Home bird Prograis struggled with the "jitters" ahead of Hearn's meeting with Haney

Regis Prograis has revealed that he struggled with the “hometown jitters” in the build-up to and during his unconvincing victory over Danielito Zorrilla in New Orleans.

The WBC super lightweight champion was fighting in his home city for the first time in five years, and for the first time ever in a fight for a world title. 

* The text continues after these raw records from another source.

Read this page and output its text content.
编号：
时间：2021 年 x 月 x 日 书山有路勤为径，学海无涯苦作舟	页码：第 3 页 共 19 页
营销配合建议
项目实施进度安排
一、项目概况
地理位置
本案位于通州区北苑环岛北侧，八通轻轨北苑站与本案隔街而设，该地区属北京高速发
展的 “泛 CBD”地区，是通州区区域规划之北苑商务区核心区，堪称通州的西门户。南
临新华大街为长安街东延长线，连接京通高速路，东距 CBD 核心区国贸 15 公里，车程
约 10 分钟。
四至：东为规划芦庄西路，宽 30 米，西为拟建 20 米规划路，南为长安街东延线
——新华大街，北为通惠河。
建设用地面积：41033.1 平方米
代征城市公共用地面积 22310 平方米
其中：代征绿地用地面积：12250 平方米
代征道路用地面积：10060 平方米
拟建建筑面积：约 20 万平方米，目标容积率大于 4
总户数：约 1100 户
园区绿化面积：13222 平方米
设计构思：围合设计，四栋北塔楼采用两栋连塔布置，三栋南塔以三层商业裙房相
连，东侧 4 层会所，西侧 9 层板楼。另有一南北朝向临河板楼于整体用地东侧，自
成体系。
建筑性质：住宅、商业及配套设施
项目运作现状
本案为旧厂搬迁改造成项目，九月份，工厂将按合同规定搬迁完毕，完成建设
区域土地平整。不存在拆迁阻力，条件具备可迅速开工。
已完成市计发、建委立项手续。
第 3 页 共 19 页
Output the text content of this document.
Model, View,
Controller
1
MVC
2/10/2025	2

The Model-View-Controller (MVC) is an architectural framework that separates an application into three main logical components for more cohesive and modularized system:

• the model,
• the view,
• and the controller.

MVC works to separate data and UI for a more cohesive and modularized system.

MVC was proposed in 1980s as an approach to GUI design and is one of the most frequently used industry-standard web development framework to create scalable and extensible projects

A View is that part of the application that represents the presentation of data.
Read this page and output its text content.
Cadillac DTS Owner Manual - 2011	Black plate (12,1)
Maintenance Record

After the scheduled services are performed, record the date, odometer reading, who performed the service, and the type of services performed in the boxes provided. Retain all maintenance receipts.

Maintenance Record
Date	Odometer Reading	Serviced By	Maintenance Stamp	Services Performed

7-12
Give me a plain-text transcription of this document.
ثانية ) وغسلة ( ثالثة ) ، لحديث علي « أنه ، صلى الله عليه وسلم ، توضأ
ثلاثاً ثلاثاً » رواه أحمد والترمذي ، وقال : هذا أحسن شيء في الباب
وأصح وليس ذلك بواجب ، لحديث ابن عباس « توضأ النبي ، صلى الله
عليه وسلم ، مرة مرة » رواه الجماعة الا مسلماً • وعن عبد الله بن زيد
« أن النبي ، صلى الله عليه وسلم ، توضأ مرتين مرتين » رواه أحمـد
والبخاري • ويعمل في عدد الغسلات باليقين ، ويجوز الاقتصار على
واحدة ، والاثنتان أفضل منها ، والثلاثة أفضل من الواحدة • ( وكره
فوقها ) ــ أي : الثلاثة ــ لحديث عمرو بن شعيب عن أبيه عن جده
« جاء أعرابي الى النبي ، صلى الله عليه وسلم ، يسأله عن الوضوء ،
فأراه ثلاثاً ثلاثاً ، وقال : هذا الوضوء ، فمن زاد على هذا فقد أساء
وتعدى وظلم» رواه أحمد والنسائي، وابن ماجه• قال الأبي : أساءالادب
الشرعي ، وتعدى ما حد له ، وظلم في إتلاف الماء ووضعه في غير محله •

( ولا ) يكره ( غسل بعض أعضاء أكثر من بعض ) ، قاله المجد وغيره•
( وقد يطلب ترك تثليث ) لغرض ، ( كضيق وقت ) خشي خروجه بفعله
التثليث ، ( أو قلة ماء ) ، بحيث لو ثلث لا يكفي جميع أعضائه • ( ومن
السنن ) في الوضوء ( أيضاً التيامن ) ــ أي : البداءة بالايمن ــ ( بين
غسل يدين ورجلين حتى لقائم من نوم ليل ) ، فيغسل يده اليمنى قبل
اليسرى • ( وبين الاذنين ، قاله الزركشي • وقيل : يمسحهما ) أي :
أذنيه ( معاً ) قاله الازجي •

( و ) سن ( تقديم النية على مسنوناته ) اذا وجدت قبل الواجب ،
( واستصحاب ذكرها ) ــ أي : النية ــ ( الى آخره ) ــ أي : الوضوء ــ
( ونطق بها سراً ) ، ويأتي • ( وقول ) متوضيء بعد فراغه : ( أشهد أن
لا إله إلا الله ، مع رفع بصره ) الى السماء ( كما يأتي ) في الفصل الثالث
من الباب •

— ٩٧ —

In the weeks leading up to the occasion at the Smoothie King Center among the recurring narratives were that it had been 23 years – and Roy Jones Jr defeating Eric Harding – since New Orleans had hosted a world-title fight and even longer since Willie Pastrano’s peak in the 1960s when a local fighter had contested a world title in the city.

That Prograis was also fighting so unambitious an opponent – Puerto Rico’s Zorrilla had regardless only been given a month’s notice, following the Achilles injury suffered by Liam Paro of Australia – would also not have helped, nor would the pressure he was under to excel in his first fight under Matchroom and DAZN in the week after Teofimo Lopez was so impressive in defeating Josh Taylor.

After being fortunate that the referee Ray Corona didn’t recognise that he had been knocked down in the opening round and then dropping Zorrilla in the third, Prograis consistently struggled to cut down the ring. 

Bill Haney, the father, trainer and manager of the undisputed lightweight champion Devin, was ringside observing the 34-year-old Prograis’ performance ahead of his son’s potential move to 140lbs, and Prograis, speaking with more bruising and swelling around his right eye than was perhaps expected, explained: “The last two days I felt the hometown jitters. 

“The hometown fights are the worst – and I felt it going into it. I kept my belt and I’m happy for that but I’m not happy with the performance.

“Everybody you ever know is here. Dealing with tickets and so many different things – it will get to you.That’s a natural part of it.

“My last fight, when I fought [Jose] Zepeda [and won via 11th-round knockout in November], I felt like Zepeda was a way better fighter, and I fought in LA and I was way more comfortable. When I fought here in New Orleans the pressure gets to you.

“[Zorrilla] didn’t want to get knocked out and he came to survive. It was just like I was chasing him for 12 rounds.”

Asked about being dropped in the opening round by a right hand from the 29-year-old Zorrilla, having by then been awarded scores of 118-109, 113-114 and 117-110, Prograis said: “When it happened I was like, ‘That was not a knockdown’. In the ring it didn’t feel like a knockdown at all.

“It looked like it [was a knockdown on the replay].

“[But] I wasn’t never hurt in the fight at all.

“I have so many big opportunities in front of me for so much big, crazy money. I was looking past it.

“[I should have] cut him off more. A lot of times I was throwing the jab but I should have been stepping with the jab instead of just trying to throw a setup jab. After I dropped him I should have cut him off more; [I also needed to] throw more shots to the body.”

His promoter Eddie Hearn – who tempted Prograis to Matchroom over Top Rank – later revealed that he has plans to meet Devin Haney in New York in the coming week.

“They want the fight,” Hearn said. “[Bill Haney] looked over at me in the 10th round and went [waves], and I like Bill. They’re talking to us; they’re talking to the Middle East. I told them, ‘If you want to fight in the Middle East, you better make us a big offer’, and we’ll consider that as well. It’s not just a case of him coming on our show.